Last year, Preckwinkle pushed for tobacco tax increases in order to pay for county spending of $2.9 billion.

This year, she is back with a 2013 budget that proposes spending $3 billion–and increasing cigarette taxes by $1 a pack, along with taxing gun sales. 

On Friday, the board’s Finance Committee signed off on the tax increase. Because all 17 commissioners who serve on the full County Board also sit on the Finance Committee, the committee vote indicates that the tax increase is likely be put on the books in the near future, as part of Preckwinkle’s overall budget.

Preckwinkle previously sought to institute a 5-cent bullet tax as well, but that was reportedly nixed in order to garner more votes for the overall plan.

The $1 a pack cigarette tax increase would bring the combined tax rate on a pack of smokes in the county into close range of the combined tax rate on a pack of cigarettes in Manhattan.

Manhattan is currently the most expensive locale in the country in which to buy fully-taxed, legal cigarettes. There, a pack of properly taxed cigarettes costs up to $13 per pack, with Chicago costs running in the same range.

recent study showed that the high tax rate of cigarettes in New York means that poor smokers there spend about 25 percent of their household income on smoking.

Chicago Mayor Rahm Emanuel recently ruled out a city-wide cigarette tax increase in the aftermath of news of that study breaking.

Critics query whether the proposed Cook County cigarette tax increase can bring in anything close to the intended revenue, as Illinoisans are still getting to grips with a recent $1 per pack statewide tax increase, and due to the already high cost of smoking in Chicago.

Chicago already is known to have a major problem with smokers smoking cigarettes purchased from locales where the tax rate is far lower than in the Windy City.

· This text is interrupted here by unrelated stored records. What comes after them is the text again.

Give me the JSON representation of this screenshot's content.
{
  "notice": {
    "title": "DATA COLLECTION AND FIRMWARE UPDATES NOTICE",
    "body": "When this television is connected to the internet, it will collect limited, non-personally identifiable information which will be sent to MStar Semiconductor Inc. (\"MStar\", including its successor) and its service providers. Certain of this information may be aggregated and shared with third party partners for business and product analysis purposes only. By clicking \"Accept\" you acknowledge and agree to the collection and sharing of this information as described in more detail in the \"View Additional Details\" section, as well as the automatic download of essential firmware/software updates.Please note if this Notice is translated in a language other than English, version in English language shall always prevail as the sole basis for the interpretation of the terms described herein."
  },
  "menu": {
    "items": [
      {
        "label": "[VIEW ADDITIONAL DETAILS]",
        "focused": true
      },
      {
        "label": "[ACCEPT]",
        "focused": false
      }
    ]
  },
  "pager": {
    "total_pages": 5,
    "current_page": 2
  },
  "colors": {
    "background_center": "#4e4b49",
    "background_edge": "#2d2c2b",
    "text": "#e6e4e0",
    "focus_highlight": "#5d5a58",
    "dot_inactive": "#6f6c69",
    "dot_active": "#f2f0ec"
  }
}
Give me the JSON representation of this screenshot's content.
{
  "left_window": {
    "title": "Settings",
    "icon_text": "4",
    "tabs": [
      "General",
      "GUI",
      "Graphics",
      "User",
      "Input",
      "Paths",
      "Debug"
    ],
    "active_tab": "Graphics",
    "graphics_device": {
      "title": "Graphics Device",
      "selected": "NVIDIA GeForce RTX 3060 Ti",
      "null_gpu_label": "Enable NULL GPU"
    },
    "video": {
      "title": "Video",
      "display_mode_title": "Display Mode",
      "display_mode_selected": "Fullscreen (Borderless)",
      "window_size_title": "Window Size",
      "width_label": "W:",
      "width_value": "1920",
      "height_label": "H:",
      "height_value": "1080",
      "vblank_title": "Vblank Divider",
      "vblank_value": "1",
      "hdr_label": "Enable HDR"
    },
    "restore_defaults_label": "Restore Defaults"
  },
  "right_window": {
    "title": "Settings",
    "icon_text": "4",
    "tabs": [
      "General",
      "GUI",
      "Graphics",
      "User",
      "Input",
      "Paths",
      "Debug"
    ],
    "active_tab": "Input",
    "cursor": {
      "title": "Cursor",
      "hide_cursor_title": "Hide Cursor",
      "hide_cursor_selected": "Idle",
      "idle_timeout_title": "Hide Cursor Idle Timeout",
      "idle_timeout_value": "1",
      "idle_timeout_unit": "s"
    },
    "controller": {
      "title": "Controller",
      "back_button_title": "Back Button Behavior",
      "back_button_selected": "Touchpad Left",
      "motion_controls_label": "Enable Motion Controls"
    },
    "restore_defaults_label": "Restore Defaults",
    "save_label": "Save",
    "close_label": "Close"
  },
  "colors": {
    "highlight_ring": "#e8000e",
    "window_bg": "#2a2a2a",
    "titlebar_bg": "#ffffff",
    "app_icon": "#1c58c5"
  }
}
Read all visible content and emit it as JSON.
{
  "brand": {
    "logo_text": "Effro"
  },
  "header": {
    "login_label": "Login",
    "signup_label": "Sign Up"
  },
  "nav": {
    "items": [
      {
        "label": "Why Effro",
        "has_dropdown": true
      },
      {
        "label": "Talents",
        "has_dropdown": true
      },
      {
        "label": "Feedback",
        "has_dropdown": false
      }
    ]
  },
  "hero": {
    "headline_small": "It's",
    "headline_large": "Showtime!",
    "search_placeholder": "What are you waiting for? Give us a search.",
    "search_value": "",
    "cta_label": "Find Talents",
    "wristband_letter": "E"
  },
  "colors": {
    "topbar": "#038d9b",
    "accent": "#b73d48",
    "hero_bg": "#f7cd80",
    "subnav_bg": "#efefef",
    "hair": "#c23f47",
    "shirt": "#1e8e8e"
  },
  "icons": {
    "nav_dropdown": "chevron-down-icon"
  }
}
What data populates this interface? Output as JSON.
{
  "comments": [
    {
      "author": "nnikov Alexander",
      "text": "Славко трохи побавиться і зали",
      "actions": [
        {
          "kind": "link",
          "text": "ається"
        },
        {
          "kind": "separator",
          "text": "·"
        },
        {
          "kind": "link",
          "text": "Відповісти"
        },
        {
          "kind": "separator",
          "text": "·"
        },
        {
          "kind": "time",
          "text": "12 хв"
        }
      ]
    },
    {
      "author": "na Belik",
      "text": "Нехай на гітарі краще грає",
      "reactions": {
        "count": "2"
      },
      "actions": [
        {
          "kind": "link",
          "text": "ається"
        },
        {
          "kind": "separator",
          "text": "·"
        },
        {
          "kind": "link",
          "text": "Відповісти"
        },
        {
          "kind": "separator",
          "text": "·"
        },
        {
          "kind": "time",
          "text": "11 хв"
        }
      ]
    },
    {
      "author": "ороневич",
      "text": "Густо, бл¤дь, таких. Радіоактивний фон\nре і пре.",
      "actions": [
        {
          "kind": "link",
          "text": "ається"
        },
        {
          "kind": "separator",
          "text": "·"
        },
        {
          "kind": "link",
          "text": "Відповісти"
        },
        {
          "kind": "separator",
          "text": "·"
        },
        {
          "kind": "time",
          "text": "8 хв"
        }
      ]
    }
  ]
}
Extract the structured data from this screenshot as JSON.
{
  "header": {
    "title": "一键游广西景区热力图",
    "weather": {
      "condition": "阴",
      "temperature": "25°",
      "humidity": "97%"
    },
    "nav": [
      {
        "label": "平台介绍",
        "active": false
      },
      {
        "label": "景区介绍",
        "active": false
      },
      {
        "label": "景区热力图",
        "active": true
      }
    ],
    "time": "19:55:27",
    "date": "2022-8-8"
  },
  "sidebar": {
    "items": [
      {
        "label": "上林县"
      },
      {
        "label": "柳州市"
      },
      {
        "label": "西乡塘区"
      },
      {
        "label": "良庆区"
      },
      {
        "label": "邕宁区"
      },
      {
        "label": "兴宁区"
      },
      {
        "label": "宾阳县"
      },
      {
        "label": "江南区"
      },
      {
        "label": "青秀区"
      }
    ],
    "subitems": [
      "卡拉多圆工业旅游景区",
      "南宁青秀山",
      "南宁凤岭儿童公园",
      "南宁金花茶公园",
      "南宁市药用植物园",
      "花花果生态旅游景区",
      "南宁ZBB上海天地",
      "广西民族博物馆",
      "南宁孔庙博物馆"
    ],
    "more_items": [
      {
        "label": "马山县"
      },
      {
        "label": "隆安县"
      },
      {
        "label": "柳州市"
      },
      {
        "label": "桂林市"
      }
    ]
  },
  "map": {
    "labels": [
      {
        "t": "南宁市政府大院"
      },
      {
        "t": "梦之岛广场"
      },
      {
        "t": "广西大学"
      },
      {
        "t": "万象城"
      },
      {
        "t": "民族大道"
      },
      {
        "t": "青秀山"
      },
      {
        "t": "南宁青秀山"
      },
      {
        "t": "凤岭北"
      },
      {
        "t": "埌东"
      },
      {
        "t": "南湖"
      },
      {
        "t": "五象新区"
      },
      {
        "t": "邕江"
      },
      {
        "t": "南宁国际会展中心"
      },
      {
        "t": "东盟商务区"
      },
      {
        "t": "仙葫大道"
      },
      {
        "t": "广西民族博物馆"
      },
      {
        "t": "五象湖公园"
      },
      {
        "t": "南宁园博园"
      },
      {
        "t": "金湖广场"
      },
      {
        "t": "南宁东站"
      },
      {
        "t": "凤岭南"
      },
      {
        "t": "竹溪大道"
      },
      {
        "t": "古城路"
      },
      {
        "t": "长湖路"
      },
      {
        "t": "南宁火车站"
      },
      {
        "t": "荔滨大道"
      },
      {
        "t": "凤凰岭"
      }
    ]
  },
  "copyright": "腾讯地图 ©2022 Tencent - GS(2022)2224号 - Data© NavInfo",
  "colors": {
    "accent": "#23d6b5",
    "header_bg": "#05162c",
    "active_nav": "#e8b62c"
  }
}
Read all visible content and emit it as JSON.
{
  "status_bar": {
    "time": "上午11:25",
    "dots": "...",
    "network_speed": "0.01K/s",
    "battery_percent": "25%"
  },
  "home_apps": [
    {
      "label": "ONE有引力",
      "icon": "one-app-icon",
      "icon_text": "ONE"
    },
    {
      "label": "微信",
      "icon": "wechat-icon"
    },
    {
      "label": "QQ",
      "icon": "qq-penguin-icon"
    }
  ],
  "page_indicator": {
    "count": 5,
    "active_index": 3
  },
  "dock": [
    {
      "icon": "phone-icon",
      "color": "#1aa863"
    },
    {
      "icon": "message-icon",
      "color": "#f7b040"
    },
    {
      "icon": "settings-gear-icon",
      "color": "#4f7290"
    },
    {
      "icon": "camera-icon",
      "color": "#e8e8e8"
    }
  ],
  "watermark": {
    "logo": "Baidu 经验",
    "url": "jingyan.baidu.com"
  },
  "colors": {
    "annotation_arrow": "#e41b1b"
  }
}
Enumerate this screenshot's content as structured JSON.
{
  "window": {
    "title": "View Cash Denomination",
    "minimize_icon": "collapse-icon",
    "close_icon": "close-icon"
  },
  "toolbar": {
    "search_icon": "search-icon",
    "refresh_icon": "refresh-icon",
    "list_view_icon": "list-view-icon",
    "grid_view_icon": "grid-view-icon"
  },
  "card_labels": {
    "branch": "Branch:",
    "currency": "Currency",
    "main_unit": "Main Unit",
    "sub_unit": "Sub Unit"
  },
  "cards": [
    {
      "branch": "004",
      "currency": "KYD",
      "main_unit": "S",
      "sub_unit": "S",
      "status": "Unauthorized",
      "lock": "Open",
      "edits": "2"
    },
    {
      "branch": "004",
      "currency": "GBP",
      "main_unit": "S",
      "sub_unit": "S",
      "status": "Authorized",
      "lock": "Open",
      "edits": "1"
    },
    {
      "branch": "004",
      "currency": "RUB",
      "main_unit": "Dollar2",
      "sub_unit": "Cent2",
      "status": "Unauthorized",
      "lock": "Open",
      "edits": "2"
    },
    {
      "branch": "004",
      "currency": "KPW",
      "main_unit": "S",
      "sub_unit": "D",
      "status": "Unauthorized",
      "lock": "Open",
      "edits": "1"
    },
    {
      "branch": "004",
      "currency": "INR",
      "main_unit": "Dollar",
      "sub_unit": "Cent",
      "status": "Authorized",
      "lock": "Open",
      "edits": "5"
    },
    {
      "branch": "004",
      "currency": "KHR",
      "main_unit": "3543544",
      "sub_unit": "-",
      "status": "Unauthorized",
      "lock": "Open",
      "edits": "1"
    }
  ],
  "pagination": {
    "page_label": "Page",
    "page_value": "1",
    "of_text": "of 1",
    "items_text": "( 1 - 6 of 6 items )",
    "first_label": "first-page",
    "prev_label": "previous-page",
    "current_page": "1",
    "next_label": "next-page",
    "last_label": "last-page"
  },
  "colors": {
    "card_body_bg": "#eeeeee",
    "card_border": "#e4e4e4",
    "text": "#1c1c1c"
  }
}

According to a recent University of Illinois at Chicago study, 75 percent of discarded cigarette butts in Chicago were found to be missing tax stamps required for the legal sale of cigarettes in the city. 

That indicated that as of the time of the study, Chicago smokers were already evading high taxes on smokes en masse by purchasing smokes not subject to taxes levied in the city. The study was conducted before the $1 per pack statewide increase was introduced and before the introduction of Preckwinkle’s latest budget.